Effects on sleep stages and microarchitecture of caffeine and its combination with zolpidem or trazodone in healthy volunteers.
Author(s): Paterson LM, Nutt DJ, Ivarsson M, Hutson PH, Wilson SJ
Affiliation(s): Psychopharmacology Unit, University of Bristol, Dorothy Hodgkin Building, Whitson Street, Bristol BS1 3NY, UK. Louise.Paterson@bristol.ac.uk
Publication date & source: 2009-07, J Psychopharmacol., 23(5):487-94. Epub 2009 Apr 7.

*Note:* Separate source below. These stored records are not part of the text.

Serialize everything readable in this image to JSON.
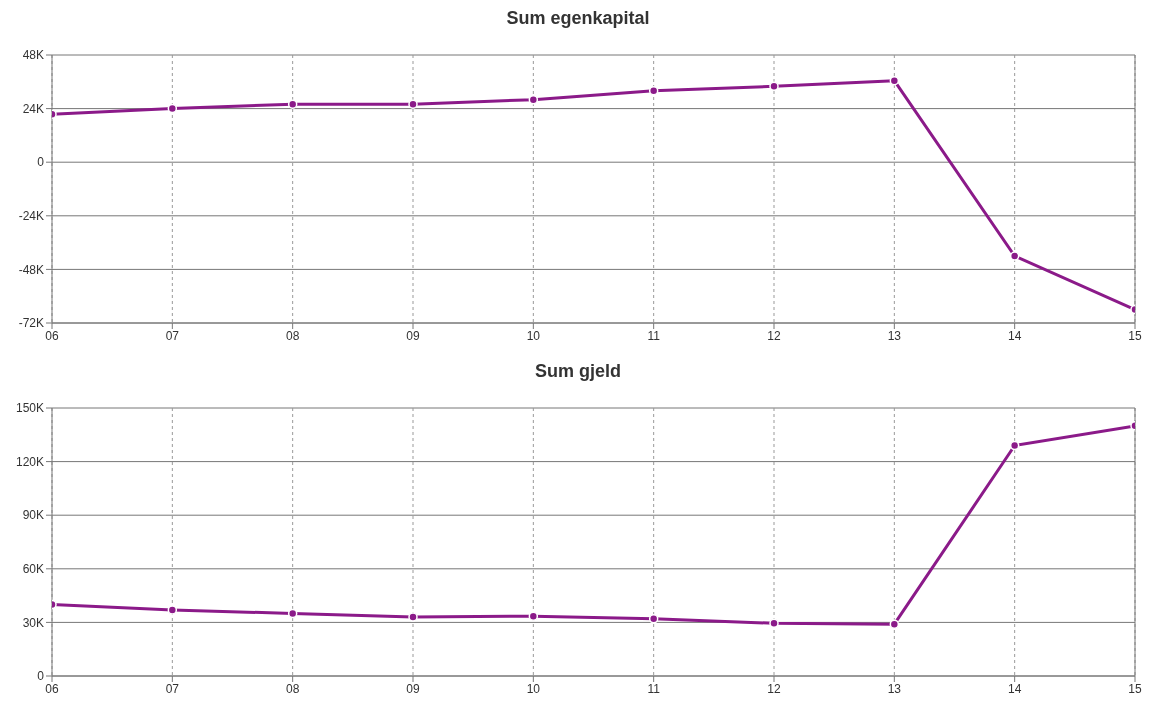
{
  "chart_data": [
    {
      "type": "line",
      "title": "Sum egenkapital",
      "categories": [
        "06",
        "07",
        "08",
        "09",
        "10",
        "11",
        "12",
        "13",
        "14",
        "15"
      ],
      "series": [
        {
          "color": "#8b1a89",
          "values": [
            21500,
            24000,
            26000,
            26000,
            28000,
            32000,
            34000,
            36500,
            -42000,
            -66000
          ]
        }
      ],
      "ylim": [
        -72000,
        48000
      ],
      "yticks": [
        {
          "value": -72000,
          "label": "-72K"
        },
        {
          "value": -48000,
          "label": "-48K"
        },
        {
          "value": -24000,
          "label": "-24K"
        },
        0,
        {
          "value": 24000,
          "label": "24K"
        },
        {
          "value": 48000,
          "label": "48K"
        }
      ],
      "grid": true,
      "marker": "circle",
      "line_style": "solid",
      "legend": false
    },
    {
      "type": "line",
      "title": "Sum gjeld",
      "categories": [
        "06",
        "07",
        "08",
        "09",
        "10",
        "11",
        "12",
        "13",
        "14",
        "15"
      ],
      "series": [
        {
          "color": "#8b1a89",
          "values": [
            40000,
            37000,
            35000,
            33000,
            33500,
            32000,
            29500,
            29000,
            129000,
            140000
          ]
        }
      ],
      "ylim": [
        0,
        150000
      ],
      "yticks": [
        0,
        {
          "value": 30000,
          "label": "30K"
        },
        {
          "value": 60000,
          "label": "60K"
        },
        {
          "value": 90000,
          "label": "90K"
        },
        {
          "value": 120000,
          "label": "120K"
        },
        {
          "value": 150000,
          "label": "150K"
        }
      ],
      "grid": true,
      "marker": "circle",
      "line_style": "solid",
      "legend": false
    }
  ]
}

Publication type: Comparative Study; Randomized Controlled Trial
Caffeine is the world's most popular stimulant and is known to disrupt sleep. Administration of caffeine can therefore be used in healthy volunteers to mimic the effects of insomnia and thus to test the hypnotic effects of medication. This study assessed the effects of caffeine on sleep architecture and electroencephalography (EEG) spectrum alone and in combination with two different sleep-promoting medications. Home polysomnography was performed in 12 healthy male volunteers in a double-blind study whereby subjects received placebo, caffeine (150 mg), caffeine plus zolpidem (10 mg) and caffeine plus trazodone (100 mg) at bedtime in a randomised crossover design. In addition to delaying sleep onset, caffeine decreased total sleep time (TST), sleep efficiency (SE) and stage 2 sleep without significantly altering wake after sleep onset or the number of awakenings. Zolpidem attenuated the caffeine-induced decrease in SE and increased spindle density in the caffeine plus zolpidem combination compared with placebo. Trazodone attenuated the decrease in SE and TST, and it also increased stage 3 sleep, decreased the number of awakenings and decreased the spindle density. No significant changes in rapid eye movement (REM) sleep were observed, neither was any significant alteration in slow wave activity nor other EEG spectral measures, although the direction of change was similar to that previously reported for caffeine and appeared to 'normalise' after trazodone. These data suggest that caffeine mimics some, but not all of the sleep disruption seen in insomnia and that its disruptive effects are differentially attenuated by the actions of sleep-promoting compounds with distinct mechanisms of action.